Schwedischer Hardrock oder Heavy Metal hat nicht nur Tradition, sondern ist seit Jahrzehnten ebenso verlässlich wie schwedische Erfolge im Skisport. Ghost sind bereits alte Füchse und obwohl sie im Vergleich zu den oben gescholtenen Def Leppard noch nicht im Spätherbst ihrer Karriere sind, ist es guter alter Brauch, dass Ghost zwischen zwei Alben eine EP mit Coversongs veröffentlichen. Genesis, Tina Turner, Television, The Stranglers und Iron Maiden schafften es diesmal auf die Playlist der EP „Phantomime“. Fünf Coverversionen, die gnadenlos gut gelungen sind. Insbesondere Tina Turners „We don‘t need another hero“ und Genesis’ „Jesus he knows me” sind hervorzuheben und verleihen auch im Heavy Metal-Sound den Originalen noch einmal Flügeln. (Concord)

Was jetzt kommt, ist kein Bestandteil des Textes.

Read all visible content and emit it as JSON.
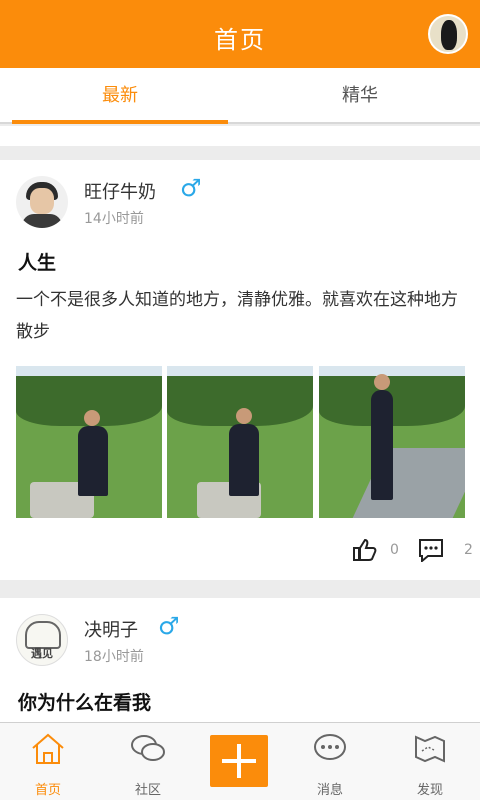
{
  "header": {
    "title": "首页"
  },
  "tabs": [
    {
      "label": "最新",
      "active": true
    },
    {
      "label": "精华",
      "active": false
    }
  ],
  "posts": [
    {
      "author": "旺仔牛奶",
      "gender_symbol": "♂",
      "time": "14小时前",
      "title": "人生",
      "body": "一个不是很多人知道的地方，清静优雅。就喜欢在这种地方散步",
      "likes": "0",
      "comments": "2"
    },
    {
      "author": "决明子",
      "gender_symbol": "♂",
      "time": "18小时前",
      "title": "你为什么在看我",
      "avatar_text": "遇见"
    }
  ],
  "nav": [
    {
      "label": "首页",
      "icon": "home-icon",
      "active": true
    },
    {
      "label": "社区",
      "icon": "community-icon",
      "active": false
    },
    {
      "label": "",
      "icon": "add-icon",
      "active": false
    },
    {
      "label": "消息",
      "icon": "message-icon",
      "active": false
    },
    {
      "label": "发现",
      "icon": "discover-icon",
      "active": false
    }
  ],
  "colors": {
    "accent": "#fb8c0b",
    "male": "#2aa8e8"
  }
}
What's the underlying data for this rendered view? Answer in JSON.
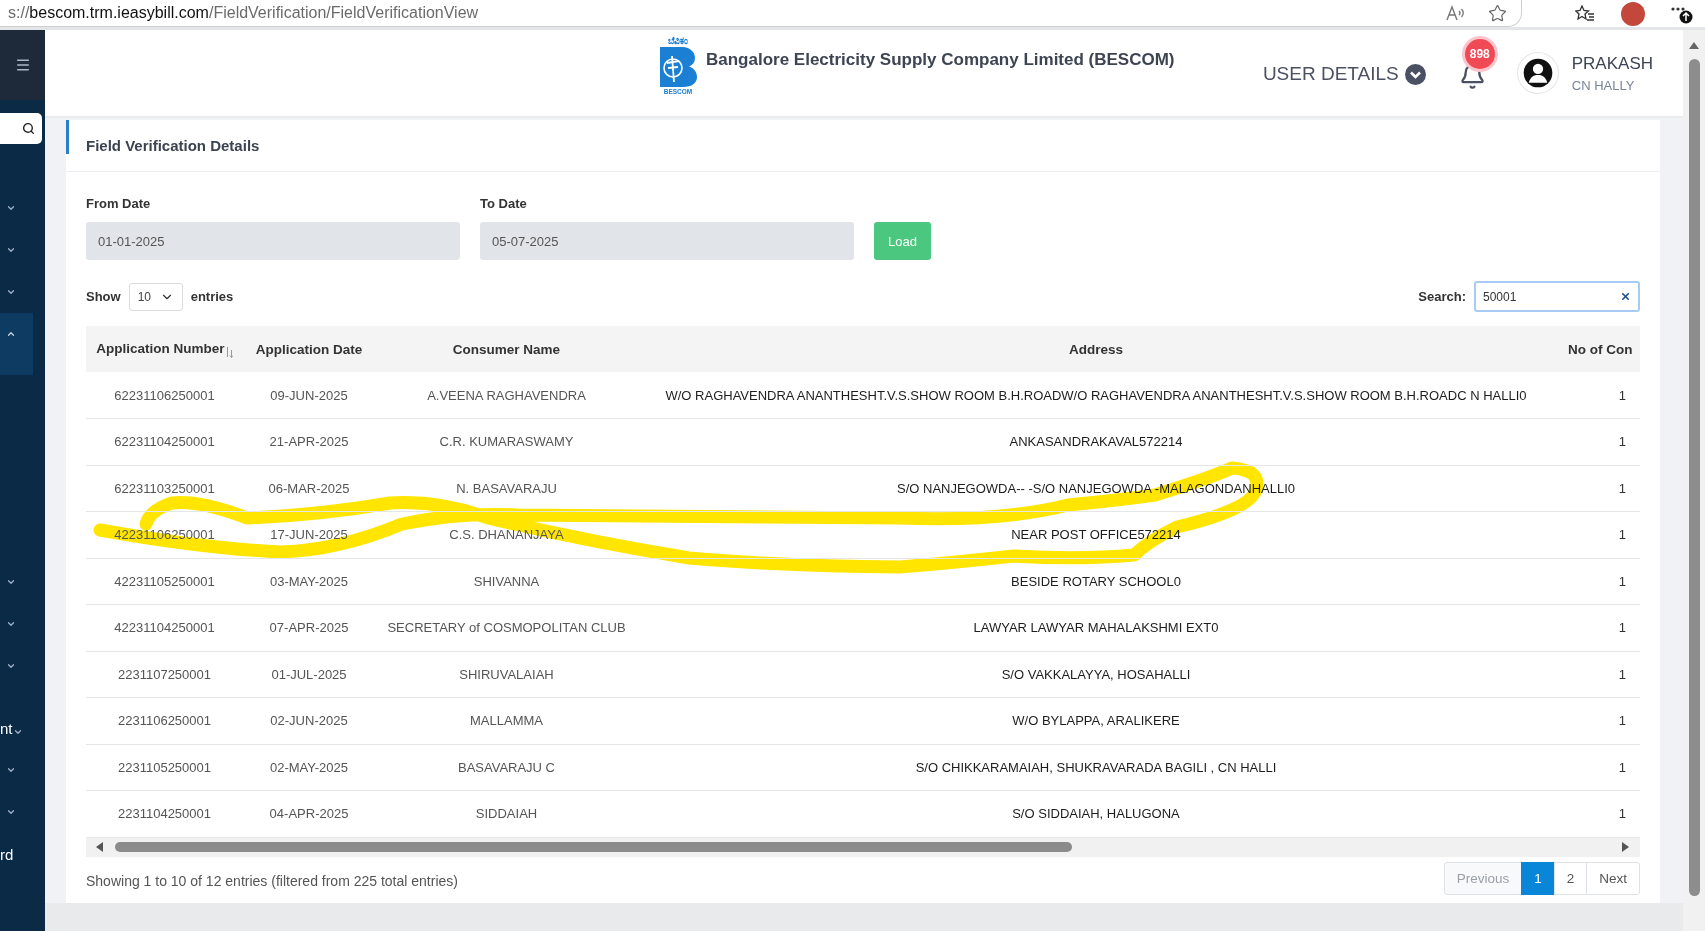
{
  "browser": {
    "url": {
      "scheme": "s://",
      "host": "bescom.trm.ieasybill.com",
      "path": "/FieldVerification/FieldVerificationView"
    }
  },
  "sidebar": {
    "items": [
      {
        "kind": "group",
        "expanded": false
      },
      {
        "kind": "group",
        "expanded": false
      },
      {
        "kind": "group",
        "expanded": false
      },
      {
        "kind": "group",
        "expanded": true
      },
      {
        "kind": "group",
        "expanded": false
      },
      {
        "kind": "group",
        "expanded": false
      },
      {
        "kind": "group",
        "expanded": false
      },
      {
        "kind": "group",
        "label": "nt",
        "expanded": false
      },
      {
        "kind": "group",
        "expanded": false
      },
      {
        "kind": "group",
        "expanded": false
      },
      {
        "kind": "link",
        "label": "rd"
      }
    ]
  },
  "header": {
    "logo": {
      "caption": "ಬೆವಿಕಂ",
      "wordmark": "BESCOM"
    },
    "title": "Bangalore Electricity Supply Company Limited (BESCOM)",
    "user_menu": "USER DETAILS",
    "notifications": "898",
    "user": {
      "name": "PRAKASH",
      "location": "CN HALLY"
    }
  },
  "panel": {
    "title": "Field Verification Details",
    "filters": [
      {
        "label": "From Date",
        "value": "01-01-2025"
      },
      {
        "label": "To Date",
        "value": "05-07-2025"
      }
    ],
    "load_button": "Load",
    "length": {
      "prefix": "Show",
      "value": "10",
      "suffix": "entries"
    },
    "search": {
      "label": "Search:",
      "value": "50001"
    },
    "table": {
      "columns": [
        {
          "label": "Application Number",
          "sorted": true
        },
        {
          "label": "Application Date",
          "sorted": false
        },
        {
          "label": "Consumer Name",
          "sorted": false
        },
        {
          "label": "Address",
          "sorted": false
        },
        {
          "label": "No of Con",
          "sorted": false
        }
      ],
      "rows": [
        [
          "62231106250001",
          "09-JUN-2025",
          "A.VEENA RAGHAVENDRA",
          "W/O RAGHAVENDRA ANANTHESHT.V.S.SHOW ROOM B.H.ROADW/O RAGHAVENDRA ANANTHESHT.V.S.SHOW ROOM B.H.ROADC N HALLI0",
          "1"
        ],
        [
          "62231104250001",
          "21-APR-2025",
          "C.R. KUMARASWAMY",
          "ANKASANDRAKAVAL572214",
          "1"
        ],
        [
          "62231103250001",
          "06-MAR-2025",
          "N. BASAVARAJU",
          "S/O NANJEGOWDA-- -S/O NANJEGOWDA -MALAGONDANHALLI0",
          "1"
        ],
        [
          "42231106250001",
          "17-JUN-2025",
          "C.S. DHANANJAYA",
          "NEAR POST OFFICE572214",
          "1"
        ],
        [
          "42231105250001",
          "03-MAY-2025",
          "SHIVANNA",
          "BESIDE ROTARY SCHOOL0",
          "1"
        ],
        [
          "42231104250001",
          "07-APR-2025",
          "SECRETARY of COSMOPOLITAN CLUB",
          "LAWYAR LAWYAR MAHALAKSHMI EXT0",
          "1"
        ],
        [
          "2231107250001",
          "01-JUL-2025",
          "SHIRUVALAIAH",
          "S/O VAKKALAYYA, HOSAHALLI",
          "1"
        ],
        [
          "2231106250001",
          "02-JUN-2025",
          "MALLAMMA",
          "W/O BYLAPPA, ARALIKERE",
          "1"
        ],
        [
          "2231105250001",
          "02-MAY-2025",
          "BASAVARAJU C",
          "S/O CHIKKARAMAIAH, SHUKRAVARADA BAGILI , CN HALLI",
          "1"
        ],
        [
          "2231104250001",
          "04-APR-2025",
          "SIDDAIAH",
          "S/O SIDDAIAH, HALUGONA",
          "1"
        ]
      ]
    },
    "info": "Showing 1 to 10 of 12 entries (filtered from 225 total entries)",
    "pagination": [
      {
        "label": "Previous",
        "selected": false,
        "disabled": true
      },
      {
        "label": "1",
        "selected": true,
        "disabled": false
      },
      {
        "label": "2",
        "selected": false,
        "disabled": false
      },
      {
        "label": "Next",
        "selected": false,
        "disabled": false
      }
    ]
  }
}
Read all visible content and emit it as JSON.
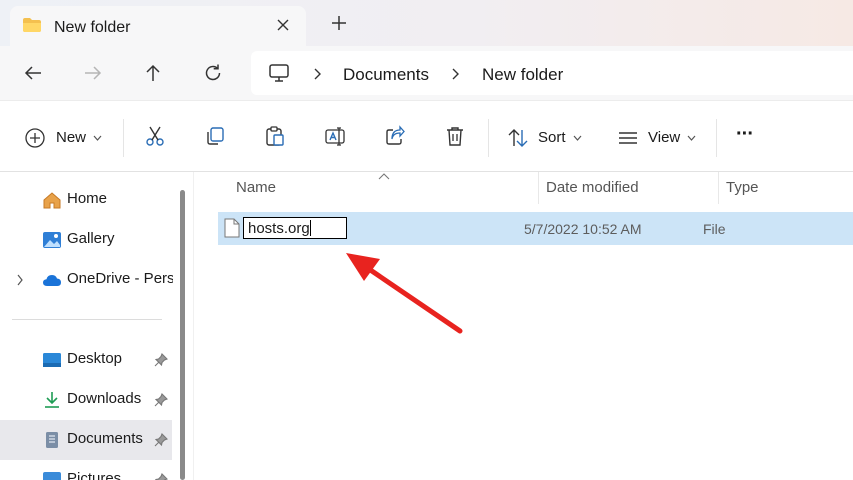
{
  "window": {
    "tab_title": "New folder",
    "new_tab_symbol": "+"
  },
  "breadcrumb": {
    "items": [
      "Documents",
      "New folder"
    ]
  },
  "toolbar": {
    "new_label": "New",
    "sort_label": "Sort",
    "view_label": "View",
    "more_label": "···"
  },
  "sidebar": {
    "items": [
      {
        "label": "Home",
        "icon": "home-icon"
      },
      {
        "label": "Gallery",
        "icon": "gallery-icon"
      },
      {
        "label": "OneDrive - Perso",
        "icon": "onedrive-icon"
      },
      {
        "label": "Desktop",
        "icon": "desktop-icon"
      },
      {
        "label": "Downloads",
        "icon": "downloads-icon"
      },
      {
        "label": "Documents",
        "icon": "documents-icon"
      },
      {
        "label": "Pictures",
        "icon": "pictures-icon"
      }
    ]
  },
  "columns": {
    "name": "Name",
    "date": "Date modified",
    "type": "Type"
  },
  "files": [
    {
      "name": "hosts.org",
      "date": "5/7/2022 10:52 AM",
      "type": "File"
    }
  ],
  "colors": {
    "selection": "#cce4f7",
    "arrow": "#e8231f",
    "accent": "#0067c0"
  }
}
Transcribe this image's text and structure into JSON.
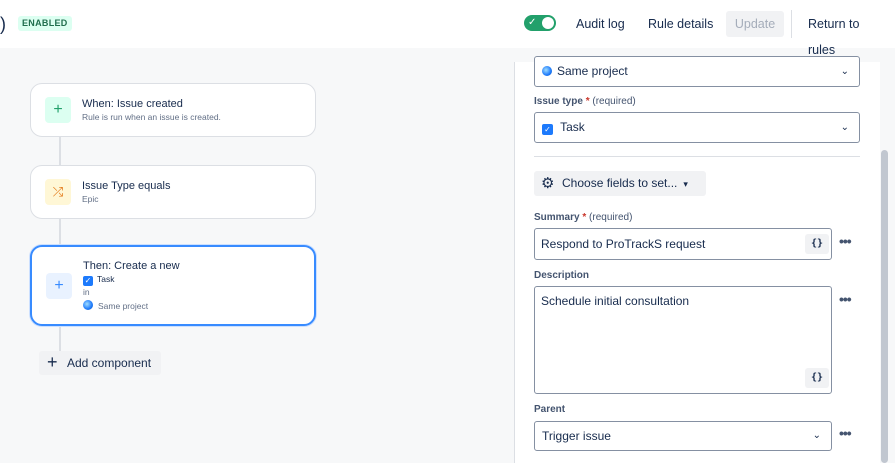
{
  "header": {
    "paren": ")",
    "status_badge": "ENABLED",
    "toggle_check": "✓",
    "audit_log": "Audit log",
    "rule_details": "Rule details",
    "update": "Update",
    "return_to_rules": "Return to rules"
  },
  "canvas": {
    "trigger": {
      "icon": "plus-icon",
      "title": "When: Issue created",
      "subtitle": "Rule is run when an issue is created."
    },
    "condition": {
      "icon": "shuffle-icon",
      "title": "Issue Type equals",
      "subtitle": "Epic"
    },
    "action": {
      "icon": "plus-icon",
      "title": "Then: Create a new",
      "type": "Task",
      "in": "in",
      "project": "Same project"
    },
    "add_component": "Add component"
  },
  "panel": {
    "project_value": "Same project",
    "issue_type": {
      "label": "Issue type",
      "required_mark": "*",
      "required_text": "(required)",
      "value": "Task"
    },
    "choose_fields": "Choose fields to set...",
    "summary": {
      "label": "Summary",
      "required_mark": "*",
      "required_text": "(required)",
      "value": "Respond to ProTrackS request"
    },
    "description": {
      "label": "Description",
      "value": "Schedule initial consultation"
    },
    "parent": {
      "label": "Parent",
      "value": "Trigger issue"
    },
    "smart_value": "{}",
    "more": "•••"
  }
}
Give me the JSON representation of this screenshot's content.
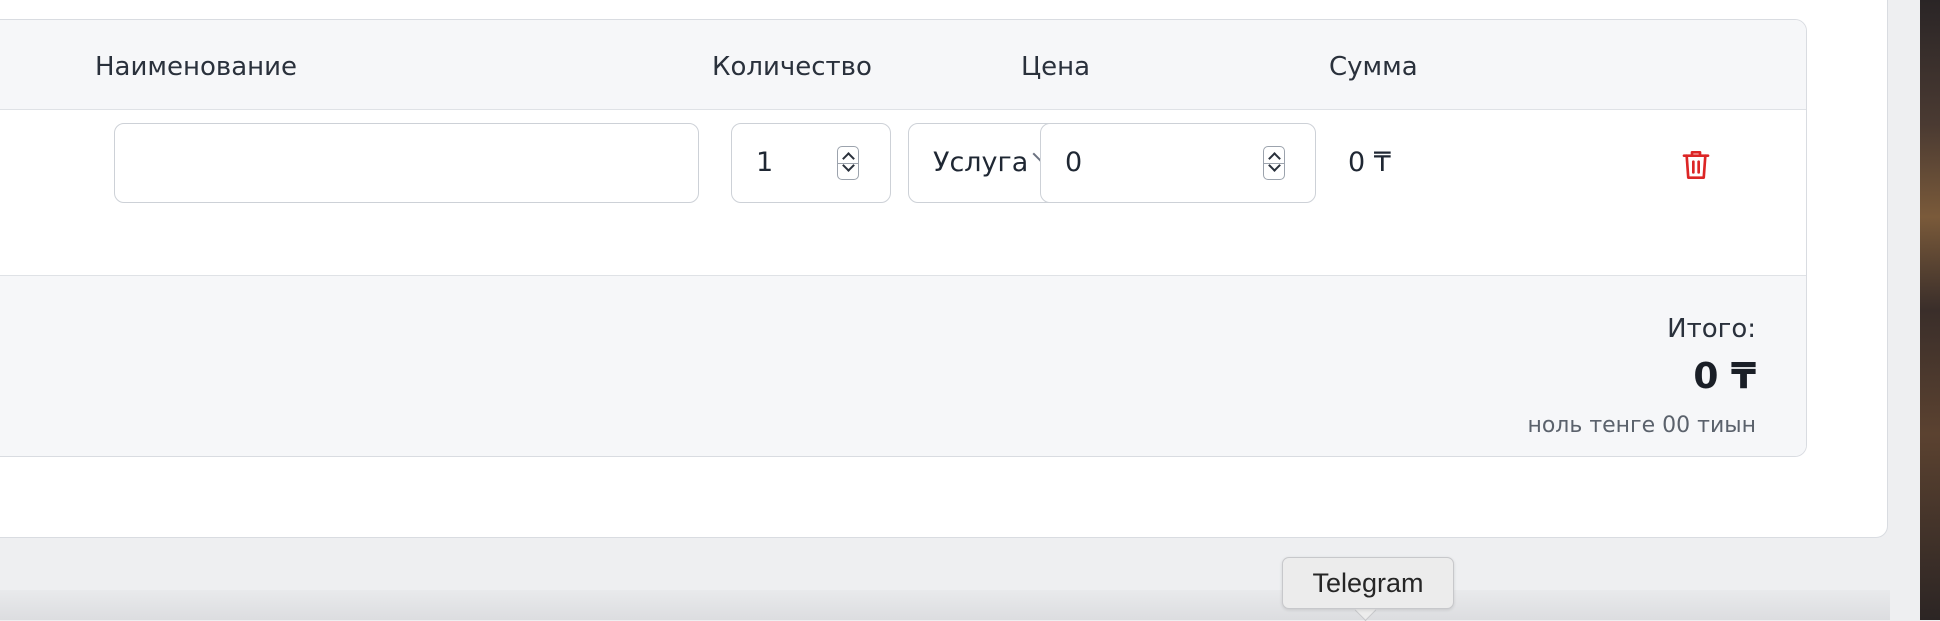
{
  "table": {
    "headers": {
      "name": "Наименование",
      "quantity": "Количество",
      "price": "Цена",
      "sum": "Сумма"
    },
    "rows": [
      {
        "name": "",
        "quantity": "1",
        "unit": "Услуга",
        "price": "0",
        "sum": "0 ₸"
      }
    ]
  },
  "totals": {
    "label": "Итого:",
    "value": "0 ₸",
    "in_words": "ноль тенге 00 тиын"
  },
  "dock": {
    "tooltip": "Telegram"
  },
  "colors": {
    "delete_icon": "#dc2626",
    "header_background": "#f6f7f9",
    "border": "#d9dce1"
  },
  "icons": {
    "delete": "trash-icon",
    "unit_dropdown": "chevron-down-icon",
    "stepper": "stepper-arrows-icon"
  }
}
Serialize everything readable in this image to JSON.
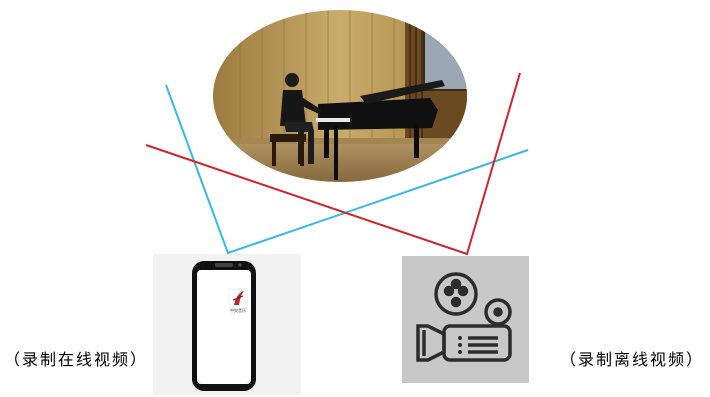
{
  "captions": {
    "online": "（录制在线视频）",
    "offline": "（录制离线视频）"
  },
  "phone_app_label": "中央音乐",
  "colors": {
    "blue_line": "#35b9e6",
    "red_line": "#d2232a",
    "camera_panel": "#c8c8c8",
    "camera_icon": "#2c2c2c",
    "phone_panel": "#f2f2f2",
    "phone_body": "#111111"
  },
  "icons": [
    "piano-performance-photo",
    "smartphone-icon",
    "app-logo-icon",
    "film-camera-icon"
  ]
}
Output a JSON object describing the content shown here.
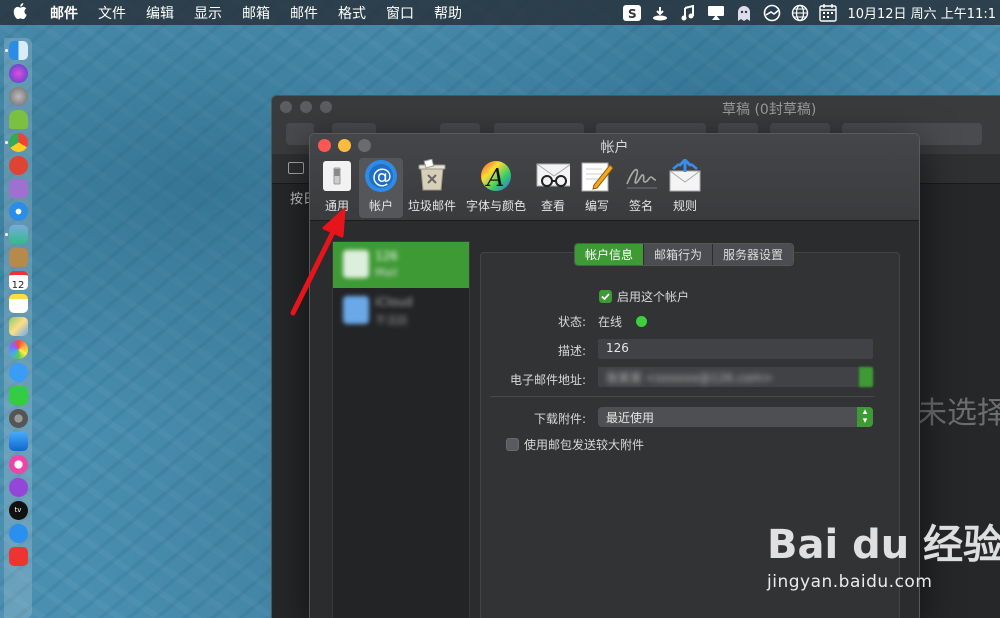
{
  "menubar": {
    "items": [
      "邮件",
      "文件",
      "编辑",
      "显示",
      "邮箱",
      "邮件",
      "格式",
      "窗口",
      "帮助"
    ],
    "clock": "10月12日 周六 上午11:1",
    "status_icons": [
      "sogou-icon",
      "download-icon",
      "music-icon",
      "airplay-icon",
      "ghost-icon",
      "network-icon",
      "globe-icon",
      "calendar-icon"
    ]
  },
  "dock": {
    "apps": [
      "finder",
      "siri",
      "launchpad",
      "android",
      "chrome",
      "app-red",
      "app-gray",
      "safari",
      "preview",
      "notes-brown",
      "calendar",
      "notes",
      "maps",
      "photos",
      "messages",
      "facetime",
      "system-prefs",
      "keynote",
      "itunes",
      "podcasts",
      "appletv",
      "appstore",
      "vivaldi"
    ],
    "calendar_day": "12"
  },
  "mail_window": {
    "title": "草稿 (0封草稿)",
    "tab": "按日",
    "no_selection": "未选择"
  },
  "prefs": {
    "title": "帐户",
    "tabs": [
      {
        "label": "通用",
        "icon": "switch-icon"
      },
      {
        "label": "帐户",
        "icon": "at-icon"
      },
      {
        "label": "垃圾邮件",
        "icon": "trash-icon"
      },
      {
        "label": "字体与颜色",
        "icon": "font-color-icon"
      },
      {
        "label": "查看",
        "icon": "glasses-icon"
      },
      {
        "label": "编写",
        "icon": "pencil-icon"
      },
      {
        "label": "签名",
        "icon": "signature-icon"
      },
      {
        "label": "规则",
        "icon": "rules-icon"
      }
    ],
    "accounts": [
      {
        "name": "126",
        "sub": "Mail"
      },
      {
        "name": "iCloud",
        "sub": "不活跃"
      }
    ],
    "segments": [
      "帐户信息",
      "邮箱行为",
      "服务器设置"
    ],
    "enable_label": "启用这个帐户",
    "status_label": "状态:",
    "status_value": "在线",
    "desc_label": "描述:",
    "desc_value": "126",
    "email_label": "电子邮件地址:",
    "email_value": "张某某 <xxxxxx@126.com>",
    "download_label": "下载附件:",
    "download_value": "最近使用",
    "maildrop_label": "使用邮包发送较大附件"
  },
  "watermark": {
    "logo": "Bai du 经验",
    "url": "jingyan.baidu.com"
  },
  "colors": {
    "accent_green": "#3e9a34",
    "status_online": "#3ecf3e",
    "arrow_red": "#e8141b"
  }
}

„Okemah rising“ von den Dropkick Murphys bildet den Teil 2 des Vorgänger-Albums „This Machine Still Kills Fascists“. Wenn man so möchte, ist „Okemah rising“ das Ballermann-Album der Murphys. Ziemlich viel Partymusik, ziemlich viel ungeschliffene Sounds und irgendwie ein Statement im Sinne der arbeitenden Bevölkerung. Selbstverständlich behält der Irish Pub-Punk der Dropkick Murphys auch bei aller Ernsthaftigkeit der Songtexte erneut seine ungezügelte Schnelligkeit, seine unverkennbare Rohheit und seine unablässige Tanzbarkeit (wenn man die Geschwindigkeit noch mitgehen kann). Ein Statement gegen ungerechte Politik, Machtmissbrauch und überhaupt Ungerechtigkeit jeglicher Art. (Dummy Luck Music)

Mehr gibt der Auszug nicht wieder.